Thanks to advances like ONI’s LNP Profiler workflow, super-resolution imaging is no longer reserved for elite imaging facilities. The LNP Profiler is a complete, end-to-end platform designed to make nanoscale characterization of LNPs accessible to any laboratory. It allows researchers to capture, visualize, and quantify immobilized LNPs with nanometer precision, delivering incredibly detailed insights on particle size, cargo and ligand distribution, structural integrity, and overall composition. The key metric we focus on is the so-called loaded fraction—a measurement of how many particles are actually carrying their intended cargo.
ONI’s LNP Profiler workflow is designed for full automation and accessibility. It starts with a novel functionalized surface that’s optimized for capturing PEGylated LNPs, which are widely used due to their enhanced stability and low immunogenicity, without interfering with downstream measurements. We’ve also tackled one of the biggest pain points in single-molecule localization microscopy—the need for finicky imaging buffers. With the LNP Profiler, we sidestep that entirely by using a new class of self-blinking fluorophores. These allow for high-resolution imaging without compromising particle integrity, even when measuring sensitive cargos such as mRNA.

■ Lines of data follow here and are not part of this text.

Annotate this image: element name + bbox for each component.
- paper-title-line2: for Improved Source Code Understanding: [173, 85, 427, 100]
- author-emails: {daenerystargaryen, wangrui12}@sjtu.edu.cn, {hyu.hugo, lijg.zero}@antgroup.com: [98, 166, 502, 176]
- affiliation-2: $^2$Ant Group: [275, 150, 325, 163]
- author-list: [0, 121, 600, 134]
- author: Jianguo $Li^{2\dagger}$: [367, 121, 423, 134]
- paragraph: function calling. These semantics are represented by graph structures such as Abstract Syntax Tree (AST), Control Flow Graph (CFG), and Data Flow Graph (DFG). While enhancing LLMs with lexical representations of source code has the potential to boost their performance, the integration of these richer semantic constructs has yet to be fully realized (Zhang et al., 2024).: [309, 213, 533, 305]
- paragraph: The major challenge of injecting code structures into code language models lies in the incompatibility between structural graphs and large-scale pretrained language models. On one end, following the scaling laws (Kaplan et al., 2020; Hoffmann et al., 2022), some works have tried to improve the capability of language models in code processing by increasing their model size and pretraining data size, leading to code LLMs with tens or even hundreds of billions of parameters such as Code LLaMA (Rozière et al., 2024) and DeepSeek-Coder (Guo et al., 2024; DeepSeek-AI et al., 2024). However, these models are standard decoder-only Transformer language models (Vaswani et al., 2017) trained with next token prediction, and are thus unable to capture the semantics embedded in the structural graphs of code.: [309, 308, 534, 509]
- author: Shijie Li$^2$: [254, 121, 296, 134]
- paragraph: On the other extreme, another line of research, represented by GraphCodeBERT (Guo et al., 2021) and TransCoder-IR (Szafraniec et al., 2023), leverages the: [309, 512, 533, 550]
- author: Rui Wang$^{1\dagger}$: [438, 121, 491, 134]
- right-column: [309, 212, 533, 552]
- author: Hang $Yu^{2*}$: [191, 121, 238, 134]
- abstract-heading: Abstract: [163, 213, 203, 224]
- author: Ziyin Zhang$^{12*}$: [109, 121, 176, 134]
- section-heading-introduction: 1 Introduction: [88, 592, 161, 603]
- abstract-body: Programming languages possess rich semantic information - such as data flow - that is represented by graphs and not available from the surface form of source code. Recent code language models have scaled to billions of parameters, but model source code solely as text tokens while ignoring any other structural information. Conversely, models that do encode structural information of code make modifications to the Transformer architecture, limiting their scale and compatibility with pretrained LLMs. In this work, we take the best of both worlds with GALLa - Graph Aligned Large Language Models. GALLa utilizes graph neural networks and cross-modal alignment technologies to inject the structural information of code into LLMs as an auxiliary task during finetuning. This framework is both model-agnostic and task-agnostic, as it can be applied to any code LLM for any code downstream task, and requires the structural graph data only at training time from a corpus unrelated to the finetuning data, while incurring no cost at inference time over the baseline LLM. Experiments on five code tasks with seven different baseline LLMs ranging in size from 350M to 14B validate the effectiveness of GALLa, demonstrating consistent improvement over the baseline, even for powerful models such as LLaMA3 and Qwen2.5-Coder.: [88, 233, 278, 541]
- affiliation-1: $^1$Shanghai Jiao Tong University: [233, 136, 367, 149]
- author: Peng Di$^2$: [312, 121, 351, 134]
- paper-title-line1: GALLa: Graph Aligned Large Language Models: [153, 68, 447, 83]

But perhaps the most groundbreaking work came in the form of machine learning (ML) integration. To classify whether an LNP contains cargo, we developed a classifier-based ML model that reliably determines cargo positivity. And to make sense of heterogeneous populations, we implemented ML clustering algorithms that group particles based on shared traits—without needing manual parameter tuning. It is incredibly powerful and requires minimal user input.

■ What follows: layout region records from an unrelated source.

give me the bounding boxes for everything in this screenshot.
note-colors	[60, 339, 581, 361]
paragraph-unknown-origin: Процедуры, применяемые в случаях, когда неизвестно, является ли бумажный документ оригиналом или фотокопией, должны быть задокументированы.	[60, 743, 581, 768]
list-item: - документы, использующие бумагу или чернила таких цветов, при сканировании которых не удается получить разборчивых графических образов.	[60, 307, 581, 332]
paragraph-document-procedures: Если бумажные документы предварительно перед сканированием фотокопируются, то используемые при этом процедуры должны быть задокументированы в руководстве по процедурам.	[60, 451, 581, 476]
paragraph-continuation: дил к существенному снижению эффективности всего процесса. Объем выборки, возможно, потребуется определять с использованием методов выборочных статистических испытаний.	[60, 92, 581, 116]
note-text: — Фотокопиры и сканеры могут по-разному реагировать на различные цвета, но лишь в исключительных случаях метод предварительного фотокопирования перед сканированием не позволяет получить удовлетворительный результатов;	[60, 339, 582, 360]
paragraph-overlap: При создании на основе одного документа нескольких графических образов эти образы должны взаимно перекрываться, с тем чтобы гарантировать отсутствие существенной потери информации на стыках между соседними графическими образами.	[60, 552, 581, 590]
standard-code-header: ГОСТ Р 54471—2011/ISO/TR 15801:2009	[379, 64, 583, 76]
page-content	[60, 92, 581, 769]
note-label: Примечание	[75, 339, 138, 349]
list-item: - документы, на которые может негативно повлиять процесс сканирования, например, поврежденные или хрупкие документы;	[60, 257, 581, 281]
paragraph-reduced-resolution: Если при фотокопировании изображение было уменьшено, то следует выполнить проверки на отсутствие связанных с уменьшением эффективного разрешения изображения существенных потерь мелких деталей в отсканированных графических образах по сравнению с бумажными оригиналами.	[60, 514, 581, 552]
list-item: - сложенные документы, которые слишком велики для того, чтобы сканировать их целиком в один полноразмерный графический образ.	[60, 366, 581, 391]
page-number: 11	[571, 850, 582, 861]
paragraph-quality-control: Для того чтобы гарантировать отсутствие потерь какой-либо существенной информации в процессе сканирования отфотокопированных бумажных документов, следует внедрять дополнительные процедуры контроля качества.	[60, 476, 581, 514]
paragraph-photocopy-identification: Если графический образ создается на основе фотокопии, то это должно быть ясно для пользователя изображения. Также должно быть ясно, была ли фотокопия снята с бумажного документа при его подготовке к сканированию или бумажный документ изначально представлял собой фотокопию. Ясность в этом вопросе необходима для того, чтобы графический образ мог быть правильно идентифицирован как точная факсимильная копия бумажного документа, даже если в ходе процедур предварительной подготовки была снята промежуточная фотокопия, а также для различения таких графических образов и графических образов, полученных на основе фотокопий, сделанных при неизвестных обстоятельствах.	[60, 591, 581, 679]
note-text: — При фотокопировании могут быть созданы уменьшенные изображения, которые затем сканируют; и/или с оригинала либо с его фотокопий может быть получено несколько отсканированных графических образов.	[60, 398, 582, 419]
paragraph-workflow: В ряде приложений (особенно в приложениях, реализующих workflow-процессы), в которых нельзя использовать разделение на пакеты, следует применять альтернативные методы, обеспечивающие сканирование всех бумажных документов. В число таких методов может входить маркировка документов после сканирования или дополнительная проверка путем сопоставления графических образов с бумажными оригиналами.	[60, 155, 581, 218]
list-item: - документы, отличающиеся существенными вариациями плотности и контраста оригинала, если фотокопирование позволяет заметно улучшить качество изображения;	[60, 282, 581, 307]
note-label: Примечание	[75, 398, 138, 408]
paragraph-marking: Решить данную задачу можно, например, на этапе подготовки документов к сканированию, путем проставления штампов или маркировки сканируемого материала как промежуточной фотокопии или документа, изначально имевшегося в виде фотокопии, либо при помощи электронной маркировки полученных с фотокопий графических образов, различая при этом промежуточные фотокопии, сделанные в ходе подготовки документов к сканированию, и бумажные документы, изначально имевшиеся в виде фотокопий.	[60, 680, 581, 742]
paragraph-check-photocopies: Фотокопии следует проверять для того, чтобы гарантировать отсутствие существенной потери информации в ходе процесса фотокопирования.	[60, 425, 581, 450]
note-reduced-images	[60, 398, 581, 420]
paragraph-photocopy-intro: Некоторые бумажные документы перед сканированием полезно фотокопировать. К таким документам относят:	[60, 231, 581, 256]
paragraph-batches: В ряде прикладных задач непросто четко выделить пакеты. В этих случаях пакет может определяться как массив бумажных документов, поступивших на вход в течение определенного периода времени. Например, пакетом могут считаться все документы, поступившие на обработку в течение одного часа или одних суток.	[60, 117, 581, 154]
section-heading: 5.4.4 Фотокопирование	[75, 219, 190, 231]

I know a common concern about super-resolution imaging is that it’s seen as a low-throughput technique. We’ve completely flipped the script on this. Our AutoLNP platform can characterize over 10,000 LNPs per sample—and not just for one metric, but for all of them simultaneously: size, shape, cargo, ligand, and integrity. Users can run 16 or more samples in a single day, with results and insights ready in under 8 hours. We are also taking automation to the next level: Our new Aplo sample prep is nearly 100 percent hands-off and imaging, optimization, and reporting are fully automated. This means that even researchers without any prior experience with super-resolution imaging can get up and running with little training.

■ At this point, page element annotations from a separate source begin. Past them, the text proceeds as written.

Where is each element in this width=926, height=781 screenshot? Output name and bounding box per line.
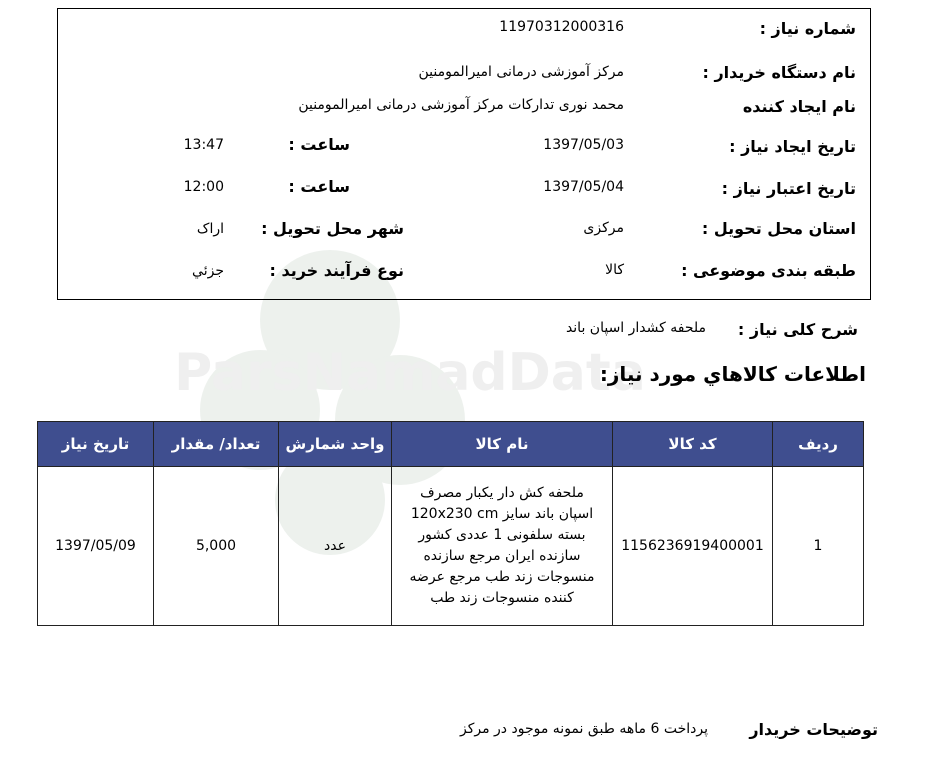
purchase-process-label: نوع فرآیند خرید : — [269, 261, 404, 280]
creator-value: محمد نوری تدارکات مرکز آموزشی درمانی امیرالمومنین — [298, 97, 624, 113]
col-header-row: رديف — [773, 422, 864, 467]
watermark-text: ParsNamadData — [174, 343, 646, 403]
created-time-value: 13:47 — [183, 137, 224, 153]
creator-label: نام ایجاد کننده — [742, 97, 856, 116]
goods-name — [392, 467, 613, 626]
buyer-org-value: مرکز آموزشی درمانی امیرالمومنین — [418, 64, 624, 80]
goods-name-line: ملحفه کش دار یکبار مصرف — [420, 485, 584, 501]
valid-time-label: ساعت : — [288, 177, 350, 196]
need-info-box — [57, 8, 871, 300]
goods-table-header-row — [38, 422, 864, 467]
unit-of-count: عدد — [279, 467, 392, 626]
col-header-unit: واحد شمارش — [279, 422, 392, 467]
col-header-need-date: تاريخ نياز — [38, 422, 154, 467]
goods-name-line: سازنده ایران مرجع سازنده — [423, 548, 581, 564]
goods-name-line: اسپان باند سایز 120x230 cm — [410, 506, 594, 522]
row-number: 1 — [773, 467, 864, 626]
buyer-org-label: نام دستگاه خریدار : — [702, 63, 856, 82]
valid-date-label: تاریخ اعتبار نیاز : — [721, 179, 856, 198]
goods-section-title: اطلاعات كالاهاي مورد نياز: — [599, 362, 866, 386]
quantity: 5,000 — [154, 467, 279, 626]
col-header-code: کد كالا — [613, 422, 773, 467]
need-number-label: شماره نیاز : — [759, 19, 856, 38]
delivery-province-label: استان محل تحویل : — [701, 219, 856, 238]
col-header-name: نام كالا — [392, 422, 613, 467]
delivery-province-value: مرکزی — [583, 220, 624, 236]
created-time-label: ساعت : — [288, 135, 350, 154]
goods-name-line: منسوجات زند طب مرجع عرضه — [409, 569, 595, 585]
category-value: کالا — [605, 262, 624, 278]
goods-name-line: بسته سلفونی 1 عددی کشور — [418, 527, 586, 543]
delivery-city-value: اراک — [196, 221, 224, 237]
goods-code: 1156236919400001 — [613, 467, 773, 626]
delivery-city-label: شهر محل تحویل : — [261, 219, 404, 238]
general-description-label: شرح کلی نیاز : — [737, 320, 858, 339]
buyer-notes-label: توضیحات خریدار — [749, 720, 878, 739]
created-date-value: 1397/05/03 — [543, 137, 624, 153]
general-description-value: ملحفه کشدار اسپان باند — [565, 320, 706, 336]
buyer-notes-value: پرداخت 6 ماهه طبق نمونه موجود در مرکز — [459, 721, 708, 737]
col-header-quantity: تعداد/ مقدار — [154, 422, 279, 467]
table-row — [38, 467, 864, 626]
category-label: طبقه بندی موضوعی : — [681, 261, 856, 280]
need-date: 1397/05/09 — [38, 467, 154, 626]
goods-name-line: کننده منسوجات زند طب — [430, 590, 574, 606]
need-number-value: 11970312000316 — [499, 19, 624, 35]
goods-table — [37, 421, 864, 626]
valid-date-value: 1397/05/04 — [543, 179, 624, 195]
purchase-process-value: جزئي — [192, 263, 224, 279]
created-date-label: تاریخ ایجاد نیاز : — [729, 137, 856, 156]
valid-time-value: 12:00 — [183, 179, 224, 195]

What excites you the most about the future of LNP development and characterization using super-resolution imaging?
We are standing at the edge of a revolution in nanomedicine, and super-resolution imaging is at the heart of it. What excites me most is how this technology is enabling us to dive into LNPs with unprecedented precision just as the field is exploding into personalized medicine, gene therapy, and beyond. We're no longer talking about niche research—we're talking about real-world scalability, cost-effectiveness, and therapeutic impact. The technology is mature, the tools are ready, and the next generation of LNP-based therapies is coming fast. With super-resolution, we can now analyze those bespoke formulations particle by particle, revealing critical insights that bulk techniques simply miss. We’re making it possible for any laboratory, academic, clinical, or commercial, to understand LNP behavior at the single-particle level. This means faster optimization of formulations, better therapeutic performance, and a deeper understanding of how these particles function biologically. In short, super-resolution imaging is no longer just a fancy microscope—it’s a vital part of the LNP research toolkit, unlocking answers we couldn’t access before. That’s what makes this moment so exciting.